これまでの“対横浜FM”の戦い方としては、[4-4-2]で3ラインを作り、ミドルゾーンで構えて相手のハイラインの背後を狙う“堅守速攻”が主だった。しかし、前節は構えることを選択せず、攻撃では自らボールを運び、守備でもラインを上げて高い位置でボールを奪い、2次攻撃につなげる“真っ向勝負”を目指した。小菊 昭雄監督は試合後に「強力なアタッカーを擁する横浜FMに対して、やり方はいくつかあります。ブロックを落として意図的にスペースを消してカウンター。そのやり方もプランの1つにはありましたが、われわれは今年、積極的にボールを奪う、高い位置で奪ってゴールを目指しています。そのサッカーの1つの集大成として、マリノスさんにどこまでやれるのか。そこにトライしたかった」と話した。より主体的に戦い、相手を上回っていくことがチームの成長にもつながると指揮官は考える。その高い志を、残り2試合で結果につなげたい。

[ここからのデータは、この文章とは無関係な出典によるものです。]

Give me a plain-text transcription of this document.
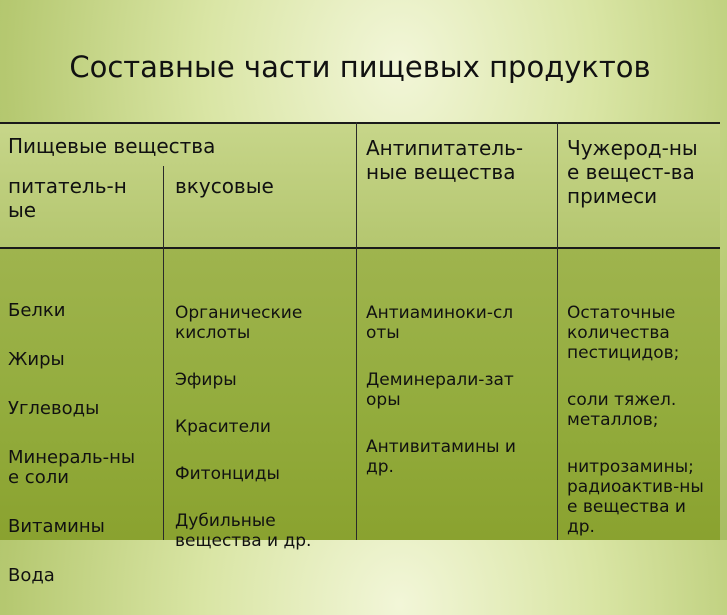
Составные части пищевых продуктов
Пищевые вещества
питатель-н
ые
вкусовые
Антипитатель-
ные вещества
Чужерод-ны
е вещест-ва
примеси

Белки

Жиры

Углеводы

Минераль-ны
е соли

Витамины

Вода

Органические
кислоты

Эфиры

Красители

Фитонциды

Дубильные
вещества и др.

Антиаминоки-сл
оты

Деминерали-зат
оры

Антивитамины и
др.

Остаточные
количества
пестицидов;

соли тяжел.
металлов;

нитрозамины;
радиоактив-ны
е вещества и
др.
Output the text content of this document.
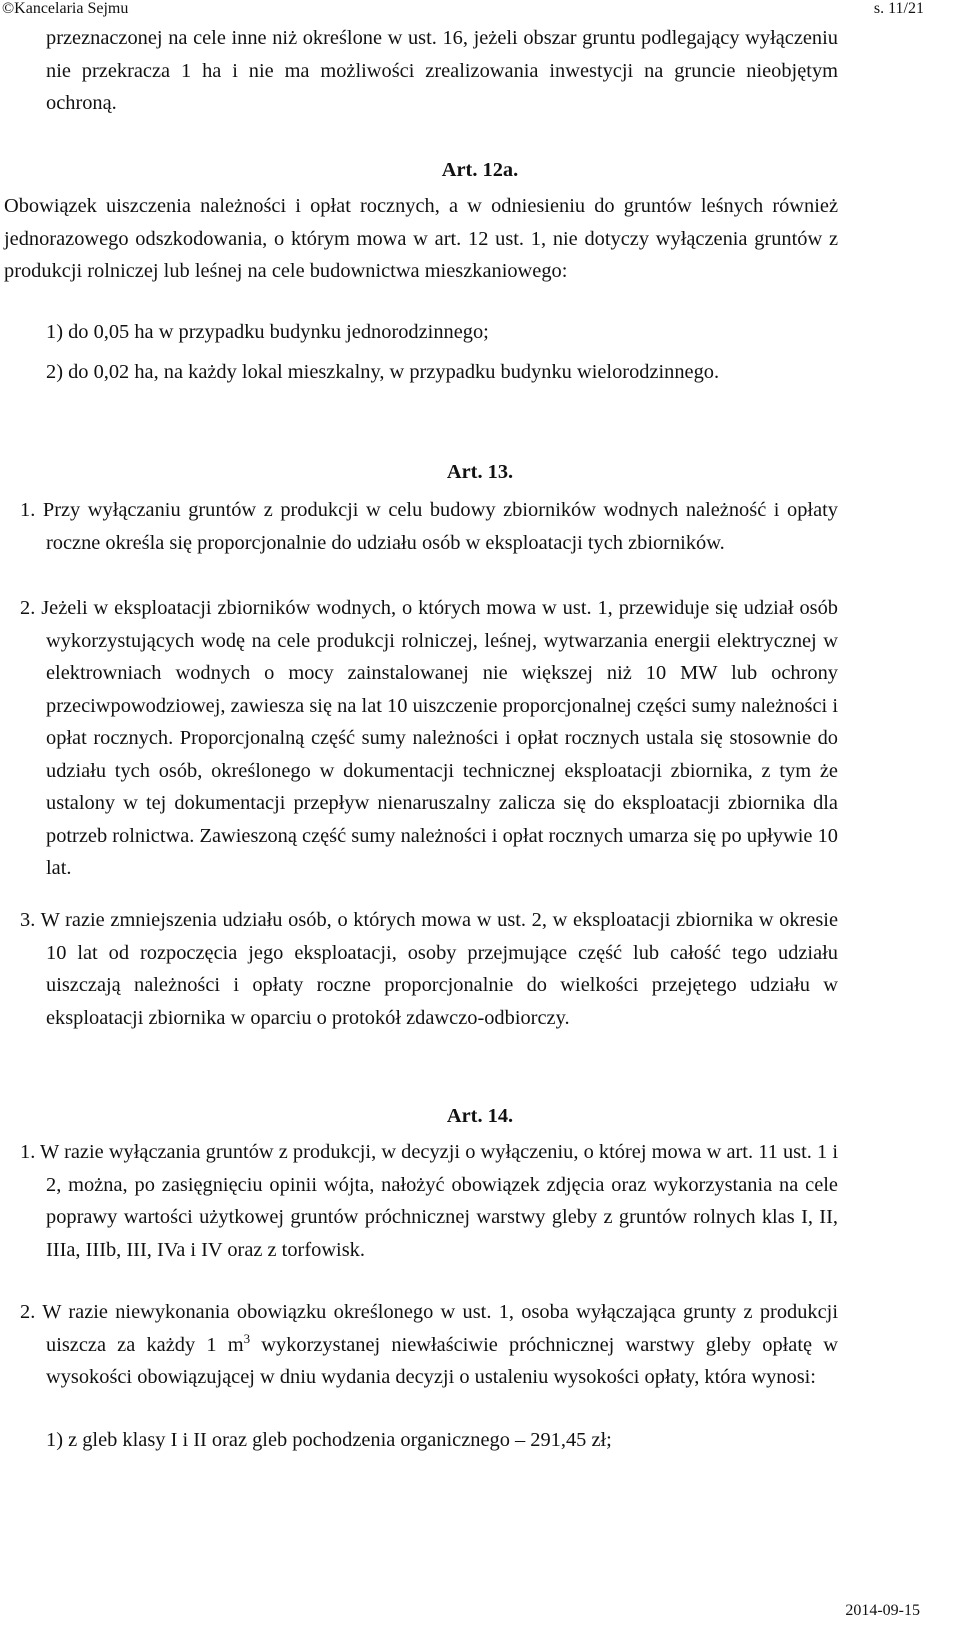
©Kancelaria Sejmu	s. 11/21
przeznaczonej na cele inne niż określone w ust. 16, jeżeli obszar gruntu podlegający wyłączeniu nie przekracza 1 ha i nie ma możliwości zrealizowania inwestycji na gruncie nieobjętym ochroną.
Art. 12a.
Obowiązek uiszczenia należności i opłat rocznych, a w odniesieniu do gruntów leśnych również jednorazowego odszkodowania, o którym mowa w art. 12 ust. 1, nie dotyczy wyłączenia gruntów z produkcji rolniczej lub leśnej na cele budownictwa mieszkaniowego:
1) do 0,05 ha w przypadku budynku jednorodzinnego;
2) do 0,02 ha, na każdy lokal mieszkalny, w przypadku budynku wielorodzinnego.
Art. 13.
1. Przy wyłączaniu gruntów z produkcji w celu budowy zbiorników wodnych należność i opłaty roczne określa się proporcjonalnie do udziału osób w eksploatacji tych zbiorników.
2. Jeżeli w eksploatacji zbiorników wodnych, o których mowa w ust. 1, przewiduje się udział osób wykorzystujących wodę na cele produkcji rolniczej, leśnej, wytwarzania energii elektrycznej w elektrowniach wodnych o mocy zainstalowanej nie większej niż 10 MW lub ochrony przeciwpowodziowej, zawiesza się na lat 10 uiszczenie proporcjonalnej części sumy należności i opłat rocznych. Proporcjonalną część sumy należności i opłat rocznych ustala się stosownie do udziału tych osób, określonego w dokumentacji technicznej eksploatacji zbiornika, z tym że ustalony w tej dokumentacji przepływ nienaruszalny zalicza się do eksploatacji zbiornika dla potrzeb rolnictwa. Zawieszoną część sumy należności i opłat rocznych umarza się po upływie 10 lat.
3. W razie zmniejszenia udziału osób, o których mowa w ust. 2, w eksploatacji zbiornika w okresie 10 lat od rozpoczęcia jego eksploatacji, osoby przejmujące część lub całość tego udziału uiszczają należności i opłaty roczne proporcjonalnie do wielkości przejętego udziału w eksploatacji zbiornika w oparciu o protokół zdawczo-odbiorczy.
Art. 14.
1. W razie wyłączania gruntów z produkcji, w decyzji o wyłączeniu, o której mowa w art. 11 ust. 1 i 2, można, po zasięgnięciu opinii wójta, nałożyć obowiązek zdjęcia oraz wykorzystania na cele poprawy wartości użytkowej gruntów próchnicznej warstwy gleby z gruntów rolnych klas I, II, IIIa, IIIb, III, IVa i IV oraz z torfowisk.
2. W razie niewykonania obowiązku określonego w ust. 1, osoba wyłączająca grunty z produkcji uiszcza za każdy 1 $m^3$ wykorzystanej niewłaściwie próchnicznej warstwy gleby opłatę w wysokości obowiązującej w dniu wydania decyzji o ustaleniu wysokości opłaty, która wynosi:
1) z gleb klasy I i II oraz gleb pochodzenia organicznego – 291,45 zł;
2014-09-15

今節も[4-3-3]の布陣は変えないはず。攻撃ではアンカーの香川 真司を中心に京都のハイプレスをどういなして前進するか、または長いボールも織り交ぜて回避するか。守備では京都のカウンター攻撃に対し、どう中盤のスペースを埋めるか。このあたりが勝敗を分けるカギになるだろう。球際で激しく来る京都に対し、局面での1対1を含めた強度の部分で負けないことも、C大阪には求められる。
対する京都は第29節・鳥栖戦から3連敗と苦しい時期を過ごしたが、前節・川崎F戦ではアウェイに乗り込み、3-3のドロー。連敗を脱し、貴重な勝点1を得た。前半終了間際には一時2点をリードするなど、京都の圧力が川崎Fを呑み込んだ時間帯もあった。試合後は曺 貴裁監督も「選手たちはやろうとすることをまっとうして、サンガらしい戦いになった」と評価。「課題はありますけど、普段、練習場で出しているようなことを出してくれた。一定の手ごたえはある中で今日の試合は終わったので、また次に頑張りたい」と前向きに話した。今節も京都らしいアグレッシブな攻守を披露して、アウェイに集うサポーターと5試合ぶりの勝利を分かち合いたい。
試合当日は本格的な冬の到来を感じさせる冷え込みも予想されている関西地方だが、心が温まる両チームの熱戦に期待したい。